Above: Towing a glider to takeoff at the Hill of Moreh. (Megiddo Gliding Club archive)
We are visiting at a kibbutz in the Jezreel Valley, and a friend says he has to go up to the cemetery for a funeral at 2 p.m. He wonders if other people will show up.
The person they are burying is an old woman who lived alone for many years, and Friday at 2 p.m. is not prime time for any event at the kibbutz except maybe a nap.
Younger members may not have known the woman who died, although she had been active in kibbutz affairs.
Talking about her, we learn that her father was Max Beer. Our kibbutz friend mentions the family connection with the kind of esteem that others may attach to names of celebrities or rich people.
Beer was a prominent member of the Social Democratic movement in Europe. He wrote books.

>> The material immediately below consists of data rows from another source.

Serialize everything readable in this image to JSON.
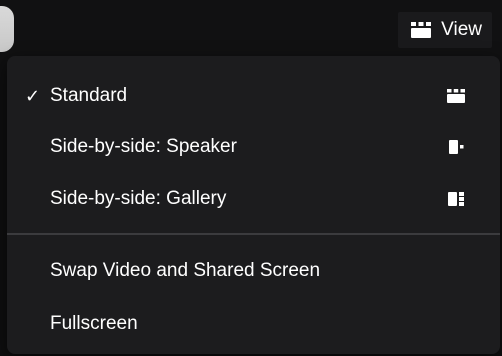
{
  "toolbar": {
    "view_label": "View",
    "view_icon": "gallery-grid-icon"
  },
  "menu": {
    "items": [
      {
        "label": "Standard",
        "checked": true,
        "icon": "standard-layout-icon"
      },
      {
        "label": "Side-by-side: Speaker",
        "checked": false,
        "icon": "side-by-side-speaker-icon"
      },
      {
        "label": "Side-by-side: Gallery",
        "checked": false,
        "icon": "side-by-side-gallery-icon"
      },
      {
        "label": "Swap Video and Shared Screen",
        "checked": false
      },
      {
        "label": "Fullscreen",
        "checked": false
      }
    ],
    "check_glyph": "✓"
  },
  "colors": {
    "menu_background": "#1c1c1e",
    "text": "#ffffff",
    "divider": "#3b3b3e"
  }
}
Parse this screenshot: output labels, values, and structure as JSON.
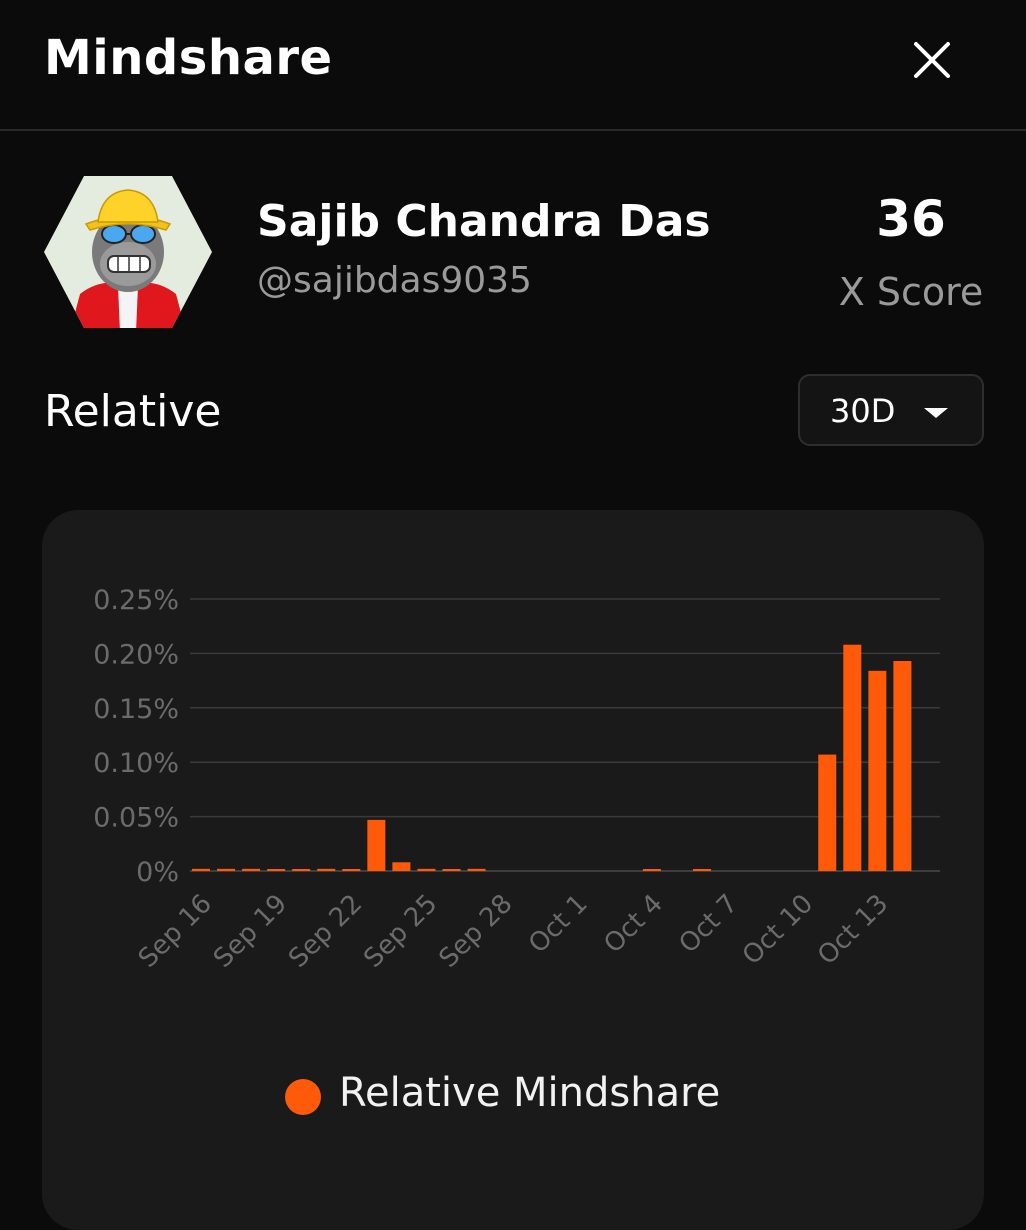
{
  "header": {
    "title": "Mindshare",
    "close_icon": "close-icon"
  },
  "profile": {
    "name": "Sajib Chandra Das",
    "handle": "@sajibdas9035",
    "score": "36",
    "score_label": "X Score",
    "avatar_icon": "avatar-ape-yellow-hat"
  },
  "section": {
    "label": "Relative"
  },
  "period": {
    "selected": "30D",
    "caret_icon": "caret-down-icon"
  },
  "colors": {
    "accent": "#ff5a0a",
    "grid": "#3a3a3a",
    "tick": "#6b6b6b"
  },
  "chart_data": {
    "type": "bar",
    "ylim": [
      0,
      0.25
    ],
    "yticks": [
      0,
      0.05,
      0.1,
      0.15,
      0.2,
      0.25
    ],
    "ytick_labels": [
      "0%",
      "0.05%",
      "0.10%",
      "0.15%",
      "0.20%",
      "0.25%"
    ],
    "categories": [
      "Sep 16",
      "Sep 17",
      "Sep 18",
      "Sep 19",
      "Sep 20",
      "Sep 21",
      "Sep 22",
      "Sep 23",
      "Sep 24",
      "Sep 25",
      "Sep 26",
      "Sep 27",
      "Sep 28",
      "Sep 29",
      "Sep 30",
      "Oct 1",
      "Oct 2",
      "Oct 3",
      "Oct 4",
      "Oct 5",
      "Oct 6",
      "Oct 7",
      "Oct 8",
      "Oct 9",
      "Oct 10",
      "Oct 11",
      "Oct 12",
      "Oct 13",
      "Oct 14"
    ],
    "xtick_labels": [
      "Sep 16",
      "Sep 19",
      "Sep 22",
      "Sep 25",
      "Sep 28",
      "Oct 1",
      "Oct 4",
      "Oct 7",
      "Oct 10",
      "Oct 13"
    ],
    "series": [
      {
        "name": "Relative Mindshare",
        "values": [
          0.002,
          0.002,
          0.002,
          0.001,
          0.001,
          0.002,
          0.001,
          0.047,
          0.008,
          0.002,
          0.001,
          0.002,
          0,
          0,
          0,
          0,
          0,
          0,
          0.001,
          0,
          0.001,
          0,
          0,
          0,
          0,
          0.107,
          0.208,
          0.184,
          0.193
        ]
      }
    ],
    "grid": true,
    "legend": "bottom"
  }
}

Beer found it necessary to change countries a number of times. Born in Galicia in 1864, he emigrated in 1889 to Germany, where he was imprisoned in 1893-94 under the imperial press law. He moved to England, which 20 years later sent him back to Germany as a World War I enemy alien. He worked at the Marx-Engels Institute in Moscow in 1927-29. In 1933, with the rise of the Nazis, he emigrated from Germany to England, this time for keeps. He died in London in 1943.
Beer wrote histories of socialism, and biographies of Jean Jaures and Karl Marx. He wrote a foreword to an edition of Rosa Luxemburg's letters from prison. You can still buy his works. At this writing in mid-March 2007, Amazon offers 10 of his titles for sale. Amazon lists five other titles as currently unavailable.
The friend who tells us the story of Beer's daughter does not know what first brought her to the kibbutz. By the early 1940s, her lifetime connection with the place was already sealed.
She became the lover of a kibbutz member. In 1942, during clandestine military training, he died in a glider accident on the nearby Hill of Moreh. His death left her with their seven-month-old son. The son grew up and eventually moved away from the kibbutz. The mother stayed until her death the other day at age 94.
The past can seem especially close in the Jezreel Valley. This area, also known as the Plain of Esdraelon, is where the biblical Gideon and his 300 warriors defeated an entire Midianite army, and where Orde Wingate taught Jews to emulate Gideon's tactics in the 1930s. The Hill of Moreh, where the fatal 1942 glider accident took place, is where the Philistines encamped before defeating King Saul. The Israel Gliding Club has long since stopped soaring from the Hill of Moreh. The club moved to Megiddo. This is where major battles have been fought over the centuries, and where some people believe the final battle of Armageddon will take place some day.